Eis que então, uma voz de mulher surge e começa a narrar a história. Sua voz, junto com as instruções dadas pela gerente do Hotel, a quem seremos apresentados um pouco mais adiante no filme, mais as falas dos personagens, vão nos fazendo entender aos poucos como funciona essa sociedade surrealista que tanto tem em comum com a nossa.
Uma sociedade maniqueísta (qualquer semelhança é mera coincidência), hipócrita, ditada por padrões extremamente rígidos, em que poucos têm nome. Vestem-se de forma idêntica e são, em geral, identificados por suas características físicas (“defeitos”), por seus hábitos ou, mais precisamente, pelos “rótulos” que lhes são colados ao longo de suas vidas. Ex: O homem manco (the limping man), a mulher do biscoito (the biscuit woman), a mulher que sangra o nariz (the bleeding nose woman), a míope (the short sighted woman), etc. E não é assim também em nosso mundo? Todos colocados em “caixinhas”? A gordinha, o manco, a branquela, o nanico, a estressada, o zen, etc. Difícil é a gente conseguir se livrar dos rótulos que “ganhamos”… como se isso definisse quem somos!
Na segunda parte do filme, deixamos o hotel e adentramos a floresta, onde vamos descobrir os solteiros-rebeldes, uma espécie de resistência ao stablishment, lideradas pela atriz francesa Léa Seydoux, que, assim como os outros personagens, não tem nome. Uma facção que faz oposição às imposições do sistema, mas que nem por isso deixa de ser radical, burra e cega. Na verdade, creio ser este o ponto crucial do filme. É justamente essa nossa mania de só enxergar preto ou branco, de querer colocar tudo dentro de padrões, etiquetas, compartimentos, etc., que nos emburrece, que nos torna míopes ou até mesmo cegos. Não à toa os protagonistas são míopes e várias cenas estão fora de foco!

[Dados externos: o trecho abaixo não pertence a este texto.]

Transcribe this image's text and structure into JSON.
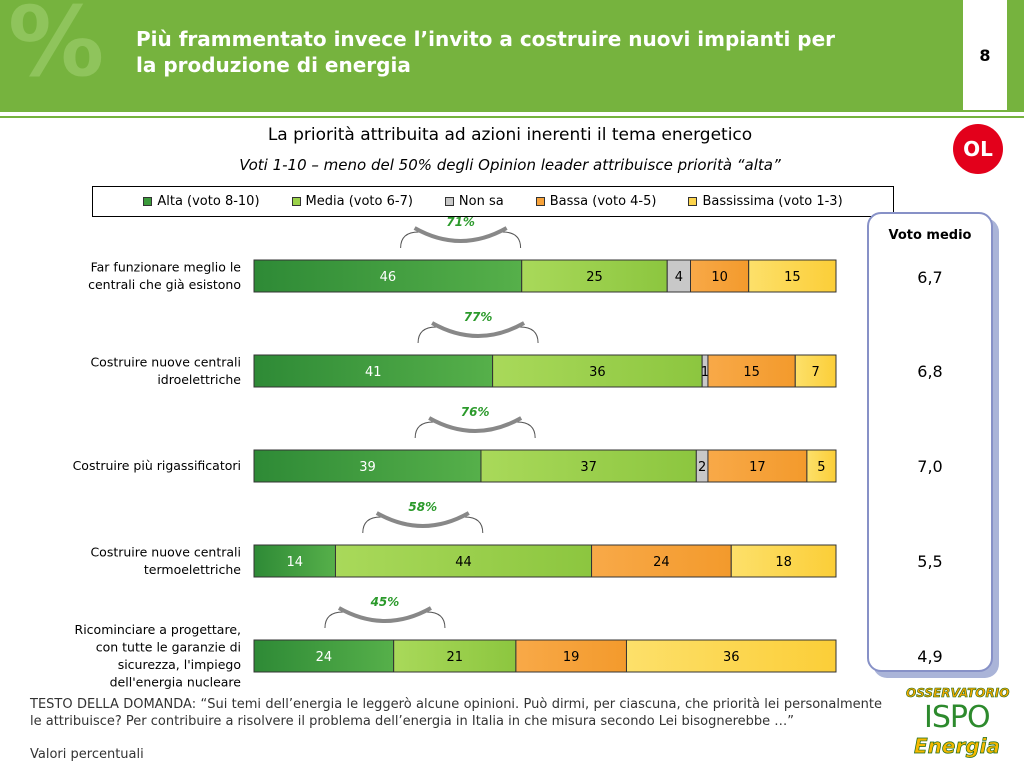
{
  "header": {
    "title_line1": "Più frammentato invece l’invito a costruire nuovi impianti per",
    "title_line2": "la produzione di energia",
    "page_number": "8",
    "percent_glyph": "%"
  },
  "badge": {
    "label": "OL"
  },
  "chart_data": {
    "type": "bar",
    "orientation": "horizontal",
    "stacked": true,
    "title": "La priorità attribuita ad azioni inerenti il tema energetico",
    "subtitle": "Voti 1-10 –  meno del 50% degli Opinion leader attribuisce priorità “alta”",
    "legend_position": "top",
    "categories": [
      [
        "Far funzionare meglio le",
        "centrali che già esistono"
      ],
      [
        "Costruire nuove centrali",
        "idroelettriche"
      ],
      [
        "Costruire più rigassificatori"
      ],
      [
        "Costruire nuove centrali",
        "termoelettriche"
      ],
      [
        "Ricominciare a progettare,",
        "con tutte le garanzie di",
        "sicurezza, l'impiego",
        "dell'energia nucleare"
      ]
    ],
    "series": [
      {
        "name": "Alta (voto 8-10)",
        "color": "#3a9a3a",
        "values": [
          46,
          41,
          39,
          14,
          24
        ]
      },
      {
        "name": "Media (voto 6-7)",
        "color": "#9bd24a",
        "values": [
          25,
          36,
          37,
          44,
          21
        ]
      },
      {
        "name": "Non sa",
        "color": "#c8c8c8",
        "values": [
          4,
          1,
          2,
          null,
          null
        ]
      },
      {
        "name": "Bassa (voto 4-5)",
        "color": "#f7a23a",
        "values": [
          10,
          15,
          17,
          24,
          19
        ]
      },
      {
        "name": "Bassissima (voto 1-3)",
        "color": "#fcd44c",
        "values": [
          15,
          7,
          5,
          18,
          36
        ]
      }
    ],
    "top_box_labels": [
      "71%",
      "77%",
      "76%",
      "58%",
      "45%"
    ],
    "xlim": [
      0,
      100
    ]
  },
  "voto_medio": {
    "title": "Voto medio",
    "values": [
      "6,7",
      "6,8",
      "7,0",
      "5,5",
      "4,9"
    ]
  },
  "footer": {
    "question": "TESTO DELLA DOMANDA: “Sui temi dell’energia le leggerò alcune opinioni. Può dirmi, per ciascuna, che priorità lei personalmente le attribuisce? Per contribuire a risolvere il problema dell’energia in Italia in che misura secondo Lei bisognerebbe …”",
    "units": "Valori percentuali"
  },
  "logo": {
    "top": "OSSERVATORIO",
    "middle": "ISPO",
    "bottom": "Energia"
  }
}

Os rebeldes-solteiros são tão ditadores e radicais quanto os casados-conformados. Os membros desta facção não podem ter relações sexuais, não podem se apaixonar, têm que cavar literalmente sua própria cova e só podem dançar ao som de música eletrônica, por que assim só podem dançar sozinhos. Desculpem-me os fãs do eletrônico, mas adorei a piada!
E é no meio deste outro mundo de extremos que David vai descobrir o amor, na figura da solteira-rebelde Míope Rachel Weisz. E, neste ponto, o filme se converte em uma clássica (nem tanto) história de amor, em que os apaixonados têm que lutar contra as convenções da sociedade para poderem viver seus sentimentos.
The Lobster é um drama cômico-fantástico – lembrou-me aqui e ali os filmes de Wes Anderson – que trata de forma irônica de preocupações recorrentes em nossa sociedade ocidental, como a solidão, o conformismo, a adequação, a falta de liberdade, os estereótipos e muito mais. Um filme extremamente sério, disfarçado de cômico por suas tantas alegorias e que nos faz pensar por muito tempo depois que saímos da sala de cinema.
Como não é difícil de imaginar, o animal escolhido por David, caso ele não consiga arrumar uma nova parceira é uma lagosta. Também não por acaso um animal-símbolo do Surrealismo. Por que uma lagosta? Por ser um animal que vive muito (mais de 100 anos), por viver no mar (ele gosta do mar) e por ter sangue azul (como os nobres).
E você, se tivesse que escolher um animal para ser em outra vida, que animal escolheria?